日本騎手クラブ関東支部に所属している私のホーム競馬場は中山と東京の2つで、第2のホームがたくさんの勝ち星を挙げさせていただいている新潟と福島です。

この4つの競馬場に限って言うと、足を踏み入れたことのない観客スタンドを除くと我が家のようなもので、どこに何があり、この通路を行けばどこに出るのか把握していて、新人の頃と違って迷子になることはありません(笑)。

週末、美浦トレセンから競馬が開催されている中山競馬場、東京競馬場への通勤手段はマイカー。新人時代は、JRAが用意してくれたタクシーに分乗していましたが、免許を取得してからは自分でハンドルを握っています。

ちなみに、新潟は新幹線を利用しますが、福島は車で移動することがほとんどです。自分で運転をするのは嫌いじゃないというか、むしろ好きな方です。その時の気分で、好きな曲を聴いたり、ラジオを聴いたり…ドライブ気分を楽しんでいます。
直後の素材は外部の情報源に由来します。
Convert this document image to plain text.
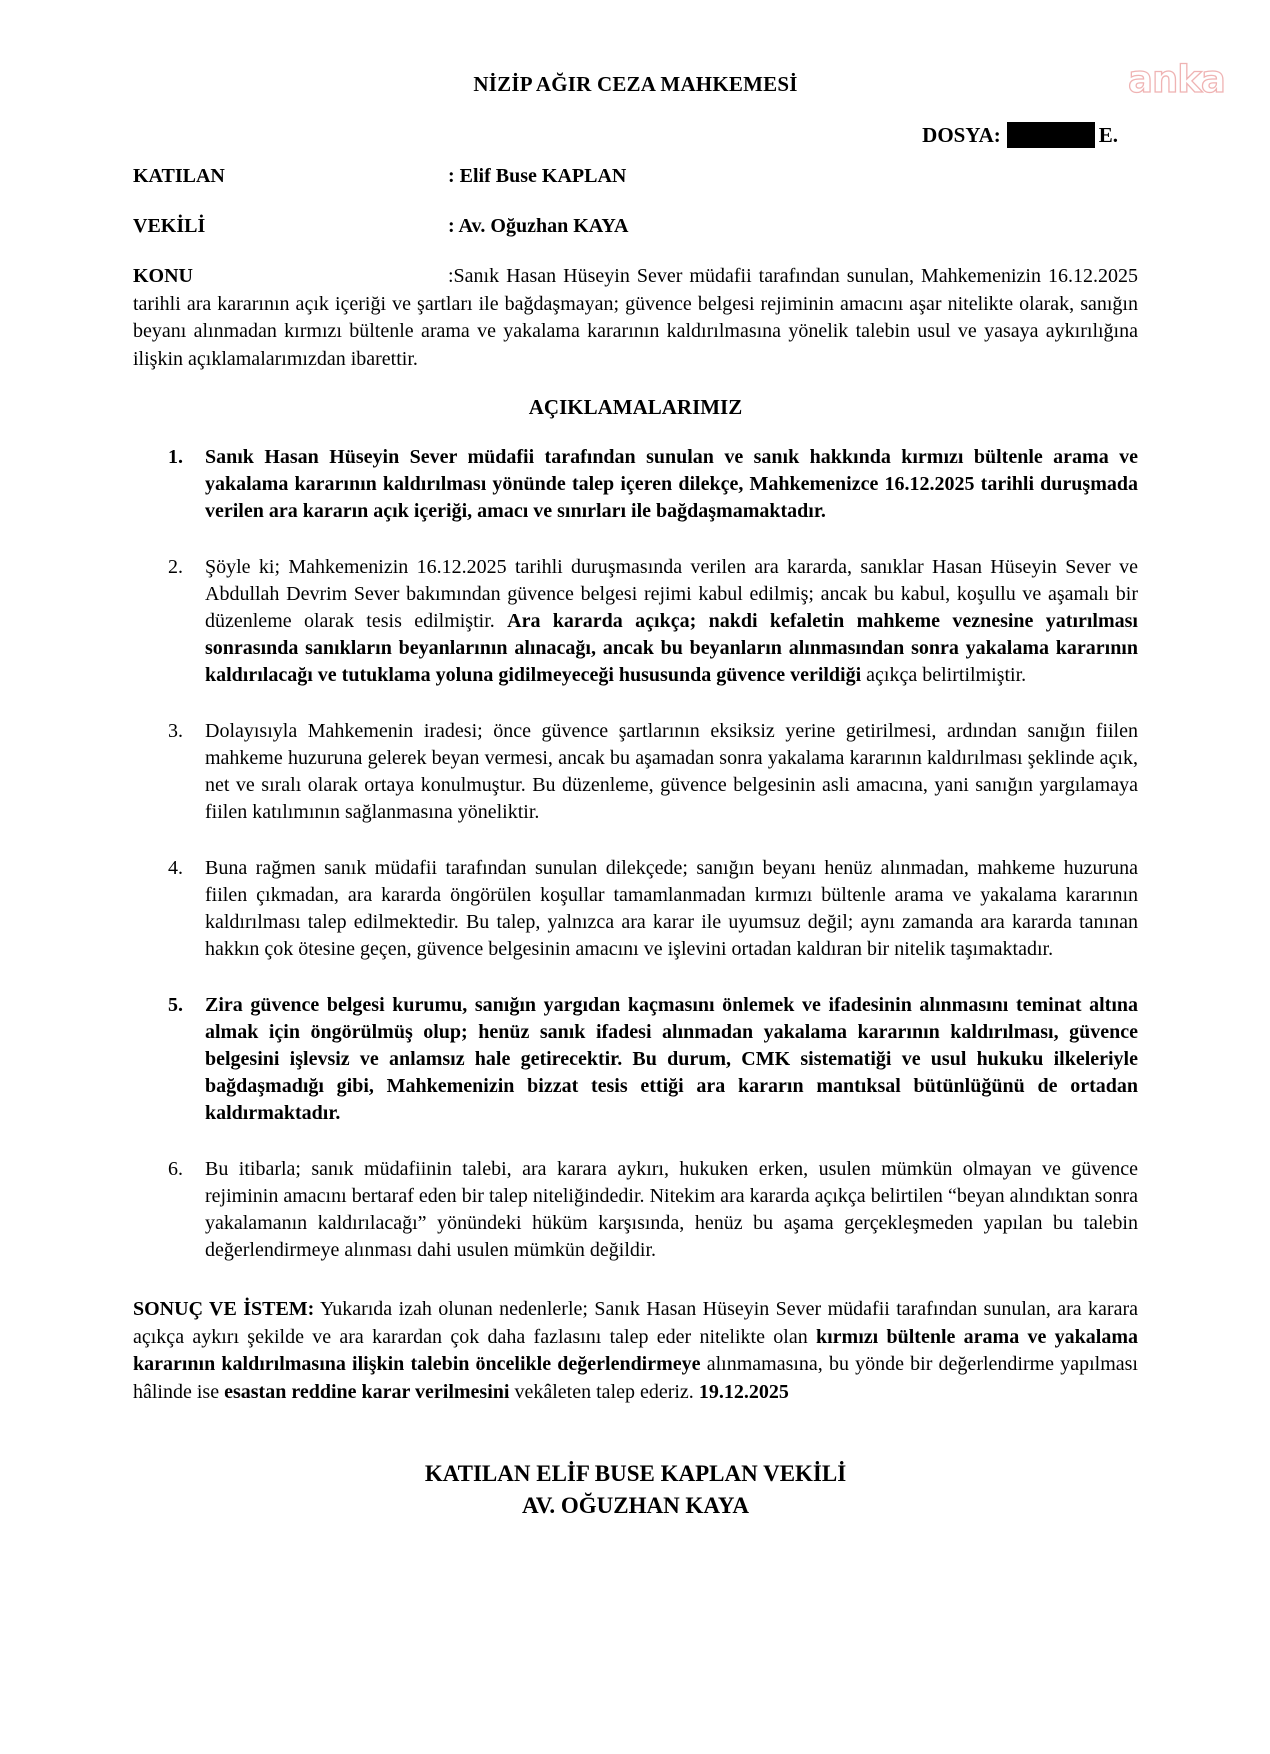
anka
NİZİP AĞIR CEZA MAHKEMESİ
DOSYA:	E.
KATILAN	: Elif Buse KAPLAN
VEKİLİ	: Av. Oğuzhan KAYA

KONU	:Sanık Hasan Hüseyin Sever müdafii tarafından sunulan, Mahkemenizin 16.12.2025 tarihli ara kararının açık içeriği ve şartları ile bağdaşmayan; güvence belgesi rejiminin amacını aşar nitelikte olarak, sanığın beyanı alınmadan kırmızı bültenle arama ve yakalama kararının kaldırılmasına yönelik talebin usul ve yasaya aykırılığına ilişkin açıklamalarımızdan ibarettir.

AÇIKLAMALARIMIZ
1.	Sanık Hasan Hüseyin Sever müdafii tarafından sunulan ve sanık hakkında kırmızı bültenle arama ve yakalama kararının kaldırılması yönünde talep içeren dilekçe, Mahkemenizce 16.12.2025 tarihli duruşmada verilen ara kararın açık içeriği, amacı ve sınırları ile bağdaşmamaktadır.

2.	Şöyle ki; Mahkemenizin 16.12.2025 tarihli duruşmasında verilen ara kararda, sanıklar Hasan Hüseyin Sever ve Abdullah Devrim Sever bakımından güvence belgesi rejimi kabul edilmiş; ancak bu kabul, koşullu ve aşamalı bir düzenleme olarak tesis edilmiştir. Ara kararda açıkça; nakdi kefaletin mahkeme veznesine yatırılması sonrasında sanıkların beyanlarının alınacağı, ancak bu beyanların alınmasından sonra yakalama kararının kaldırılacağı ve tutuklama yoluna gidilmeyeceği hususunda güvence verildiği açıkça belirtilmiştir.

3.	Dolayısıyla Mahkemenin iradesi; önce güvence şartlarının eksiksiz yerine getirilmesi, ardından sanığın fiilen mahkeme huzuruna gelerek beyan vermesi, ancak bu aşamadan sonra yakalama kararının kaldırılması şeklinde açık, net ve sıralı olarak ortaya konulmuştur. Bu düzenleme, güvence belgesinin asli amacına, yani sanığın yargılamaya fiilen katılımının sağlanmasına yöneliktir.

4.	Buna rağmen sanık müdafii tarafından sunulan dilekçede; sanığın beyanı henüz alınmadan, mahkeme huzuruna fiilen çıkmadan, ara kararda öngörülen koşullar tamamlanmadan kırmızı bültenle arama ve yakalama kararının kaldırılması talep edilmektedir. Bu talep, yalnızca ara karar ile uyumsuz değil; aynı zamanda ara kararda tanınan hakkın çok ötesine geçen, güvence belgesinin amacını ve işlevini ortadan kaldıran bir nitelik taşımaktadır.

5.	Zira güvence belgesi kurumu, sanığın yargıdan kaçmasını önlemek ve ifadesinin alınmasını teminat altına almak için öngörülmüş olup; henüz sanık ifadesi alınmadan yakalama kararının kaldırılması, güvence belgesini işlevsiz ve anlamsız hale getirecektir. Bu durum, CMK sistematiği ve usul hukuku ilkeleriyle bağdaşmadığı gibi, Mahkemenizin bizzat tesis ettiği ara kararın mantıksal bütünlüğünü de ortadan kaldırmaktadır.

6.	Bu itibarla; sanık müdafiinin talebi, ara karara aykırı, hukuken erken, usulen mümkün olmayan ve güvence rejiminin amacını bertaraf eden bir talep niteliğindedir. Nitekim ara kararda açıkça belirtilen “beyan alındıktan sonra yakalamanın kaldırılacağı” yönündeki hüküm karşısında, henüz bu aşama gerçekleşmeden yapılan bu talebin değerlendirmeye alınması dahi usulen mümkün değildir.

SONUÇ VE İSTEM: Yukarıda izah olunan nedenlerle; Sanık Hasan Hüseyin Sever müdafii tarafından sunulan, ara karara açıkça aykırı şekilde ve ara karardan çok daha fazlasını talep eder nitelikte olan kırmızı bültenle arama ve yakalama kararının kaldırılmasına ilişkin talebin öncelikle değerlendirmeye alınmamasına, bu yönde bir değerlendirme yapılması hâlinde ise esastan reddine karar verilmesini vekâleten talep ederiz. 19.12.2025

KATILAN ELİF BUSE KAPLAN VEKİLİ
AV. OĞUZHAN KAYA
レースのこともあれこれ考えることはありますが、夢中になりすぎて運転が疎かになると危険なので、まずは安全第一。競馬のことはあえて考えないようにしています。

とはいっても、やっぱりレースで勝利を挙げることが出来た日と、勝てなかった日とでは、ハンドルを握った時の気分も違います。勝てなかった日は、疲労感が2倍、3倍、5倍くらいに感じられるので、運転するときは余計に気を遣っている感じがします。

 

新幹線移動の中京、京都、阪神の3場は、関東と比べると気分的にはちょっとだけアウェー。特にデビューしたての頃は、心のどこかで、“お邪魔しています”と思っていたような気がします(苦笑)。

切符を手に座席番号を確かめてシートに腰を下ろしたら、あとは駅に着くまで、ひたすら読書。最近のお気に入りは東野圭吾さんですが…駅に着いた後も続きが気になってしまい、あっという間に読み終えてしまうのが悩ましいところです(笑)。

 

JRA最南端の競馬場、ファンも熱い、競馬も熱いと言われる小倉競馬に初めて参戦したのは、デビュー2年目の2016年2月でした。リルティングインクをパートナーに、この年の1勝目を挙げたときの嬉しさは、今でもはっきりと覚えています。
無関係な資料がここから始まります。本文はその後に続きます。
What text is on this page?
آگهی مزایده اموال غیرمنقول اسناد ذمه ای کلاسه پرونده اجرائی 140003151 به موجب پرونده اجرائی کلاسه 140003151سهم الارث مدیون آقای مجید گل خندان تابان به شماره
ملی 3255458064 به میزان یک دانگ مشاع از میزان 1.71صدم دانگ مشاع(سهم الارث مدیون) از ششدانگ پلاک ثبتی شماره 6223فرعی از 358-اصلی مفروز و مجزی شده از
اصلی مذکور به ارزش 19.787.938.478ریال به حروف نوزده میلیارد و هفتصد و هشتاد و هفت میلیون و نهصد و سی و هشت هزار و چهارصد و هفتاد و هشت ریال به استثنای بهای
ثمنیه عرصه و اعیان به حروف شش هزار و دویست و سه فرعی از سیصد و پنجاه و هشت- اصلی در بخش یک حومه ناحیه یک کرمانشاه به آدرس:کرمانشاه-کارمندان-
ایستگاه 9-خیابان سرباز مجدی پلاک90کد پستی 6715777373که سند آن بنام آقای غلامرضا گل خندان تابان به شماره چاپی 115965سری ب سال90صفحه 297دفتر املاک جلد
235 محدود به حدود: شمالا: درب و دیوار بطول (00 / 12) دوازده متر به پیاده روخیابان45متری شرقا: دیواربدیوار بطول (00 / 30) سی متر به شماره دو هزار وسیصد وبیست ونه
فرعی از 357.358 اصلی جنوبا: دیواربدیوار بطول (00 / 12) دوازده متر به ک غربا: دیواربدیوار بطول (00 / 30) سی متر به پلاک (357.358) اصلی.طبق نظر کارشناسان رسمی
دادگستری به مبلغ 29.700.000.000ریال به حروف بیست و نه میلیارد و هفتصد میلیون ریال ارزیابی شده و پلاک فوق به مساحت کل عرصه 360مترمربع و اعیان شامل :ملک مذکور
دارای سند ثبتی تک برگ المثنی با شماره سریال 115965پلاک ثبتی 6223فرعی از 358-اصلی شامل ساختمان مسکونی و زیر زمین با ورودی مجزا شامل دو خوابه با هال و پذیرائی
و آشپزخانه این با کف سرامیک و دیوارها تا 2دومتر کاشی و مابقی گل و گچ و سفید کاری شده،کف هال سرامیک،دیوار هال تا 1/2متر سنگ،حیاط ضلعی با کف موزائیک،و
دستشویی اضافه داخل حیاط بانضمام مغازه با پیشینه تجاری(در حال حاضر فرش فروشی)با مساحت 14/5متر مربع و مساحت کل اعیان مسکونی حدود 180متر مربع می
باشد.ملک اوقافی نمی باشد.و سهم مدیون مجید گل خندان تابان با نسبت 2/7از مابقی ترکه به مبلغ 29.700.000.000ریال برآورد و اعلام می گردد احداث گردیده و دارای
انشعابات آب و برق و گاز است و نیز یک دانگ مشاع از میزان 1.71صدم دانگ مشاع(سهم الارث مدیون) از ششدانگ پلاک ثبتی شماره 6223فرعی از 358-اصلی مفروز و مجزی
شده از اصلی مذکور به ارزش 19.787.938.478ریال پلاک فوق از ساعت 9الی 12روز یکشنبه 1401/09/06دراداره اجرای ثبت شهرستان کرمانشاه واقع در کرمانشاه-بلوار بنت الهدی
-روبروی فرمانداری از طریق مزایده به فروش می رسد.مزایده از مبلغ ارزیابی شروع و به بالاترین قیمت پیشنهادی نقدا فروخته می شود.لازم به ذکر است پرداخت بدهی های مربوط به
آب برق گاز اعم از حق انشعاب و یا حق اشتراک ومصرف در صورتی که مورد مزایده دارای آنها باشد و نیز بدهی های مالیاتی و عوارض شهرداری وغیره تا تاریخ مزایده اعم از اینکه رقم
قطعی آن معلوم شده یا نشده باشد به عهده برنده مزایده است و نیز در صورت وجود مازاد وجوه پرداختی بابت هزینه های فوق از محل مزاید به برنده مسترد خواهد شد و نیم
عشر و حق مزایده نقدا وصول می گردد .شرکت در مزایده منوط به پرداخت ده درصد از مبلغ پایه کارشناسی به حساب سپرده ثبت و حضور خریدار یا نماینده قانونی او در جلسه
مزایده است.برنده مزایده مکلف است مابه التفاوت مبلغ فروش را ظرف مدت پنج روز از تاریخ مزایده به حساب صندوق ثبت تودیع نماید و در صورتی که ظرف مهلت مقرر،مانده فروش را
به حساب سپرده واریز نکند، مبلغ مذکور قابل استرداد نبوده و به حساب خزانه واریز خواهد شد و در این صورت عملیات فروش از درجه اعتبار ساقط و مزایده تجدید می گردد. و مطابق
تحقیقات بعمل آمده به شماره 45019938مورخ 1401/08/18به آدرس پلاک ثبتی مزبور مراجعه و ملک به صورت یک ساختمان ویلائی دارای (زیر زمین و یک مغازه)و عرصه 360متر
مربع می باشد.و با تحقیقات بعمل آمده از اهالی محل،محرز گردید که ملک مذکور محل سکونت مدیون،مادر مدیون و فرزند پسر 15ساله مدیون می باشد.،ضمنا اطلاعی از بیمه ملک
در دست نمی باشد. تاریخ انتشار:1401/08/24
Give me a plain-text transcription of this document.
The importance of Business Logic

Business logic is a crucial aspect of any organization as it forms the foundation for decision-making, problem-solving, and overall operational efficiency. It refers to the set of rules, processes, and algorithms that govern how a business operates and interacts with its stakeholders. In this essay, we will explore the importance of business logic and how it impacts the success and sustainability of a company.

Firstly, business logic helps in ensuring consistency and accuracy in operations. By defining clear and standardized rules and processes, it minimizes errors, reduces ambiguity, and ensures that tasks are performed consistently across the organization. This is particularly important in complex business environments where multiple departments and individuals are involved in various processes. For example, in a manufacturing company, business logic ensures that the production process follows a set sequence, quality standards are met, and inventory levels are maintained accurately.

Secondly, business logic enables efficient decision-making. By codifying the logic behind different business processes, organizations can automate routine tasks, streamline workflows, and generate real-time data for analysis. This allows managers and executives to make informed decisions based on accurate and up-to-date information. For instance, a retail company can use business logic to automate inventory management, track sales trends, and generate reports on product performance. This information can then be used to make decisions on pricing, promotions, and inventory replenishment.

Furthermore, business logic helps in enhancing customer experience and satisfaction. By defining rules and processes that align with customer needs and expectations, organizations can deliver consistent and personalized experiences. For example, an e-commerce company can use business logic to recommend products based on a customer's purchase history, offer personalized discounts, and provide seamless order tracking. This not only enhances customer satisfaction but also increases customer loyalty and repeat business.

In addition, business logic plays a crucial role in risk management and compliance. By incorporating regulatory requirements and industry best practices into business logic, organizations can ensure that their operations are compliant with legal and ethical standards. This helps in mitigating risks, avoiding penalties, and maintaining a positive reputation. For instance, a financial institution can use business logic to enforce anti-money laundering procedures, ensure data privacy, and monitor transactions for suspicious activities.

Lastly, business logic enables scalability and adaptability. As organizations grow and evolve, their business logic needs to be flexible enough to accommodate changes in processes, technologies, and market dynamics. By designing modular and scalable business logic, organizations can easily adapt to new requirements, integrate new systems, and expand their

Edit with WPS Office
それに比べると、日本最大の馬産地、北海道とは、なぜか縁が薄く…。札幌競馬に初参戦したのは、『2019ワールドオールスタージョッキーズ』のときで、函館は競馬学校3年の時、厩舎実習のため1ヶ月ほど滞在したきり、今年まで一度もありませんでした。

北海道の魅力は、なんといっても食べ物です。ジンギスカンにカニ、ホタテ……この時は、ジョッキーになったらまたすぐに味わえると思っていたのに……目論みは、大きく外れてしまいましたが(苦笑)。

デビュー8年目にして、記念すべき函館競馬の初参戦を果たしたのは6月11日。自厩舎・根本厩舎に所属する3歳未勝利馬アイファースキャンに騎乗するためでした。

未勝利クラスを卒業しないとJRAで走ることが出来なくなる未勝利馬にとって、この時期何より大事なのは、とにかく勝つことです。惜しい競馬の2着では意味がありません。

デビューしてから8戦、そのすべてで手綱を取り、性格もクセも走り方もわかっています。体調はいい状態をキープ。ダート1000mはベストとはいえませんが、小倉で2着3回と対応できています。

「函館で使ってください」

根本先生、中島稔オーナーにお願いして実現した今回の函館挑戦は、覚悟を持っての騎乗でした。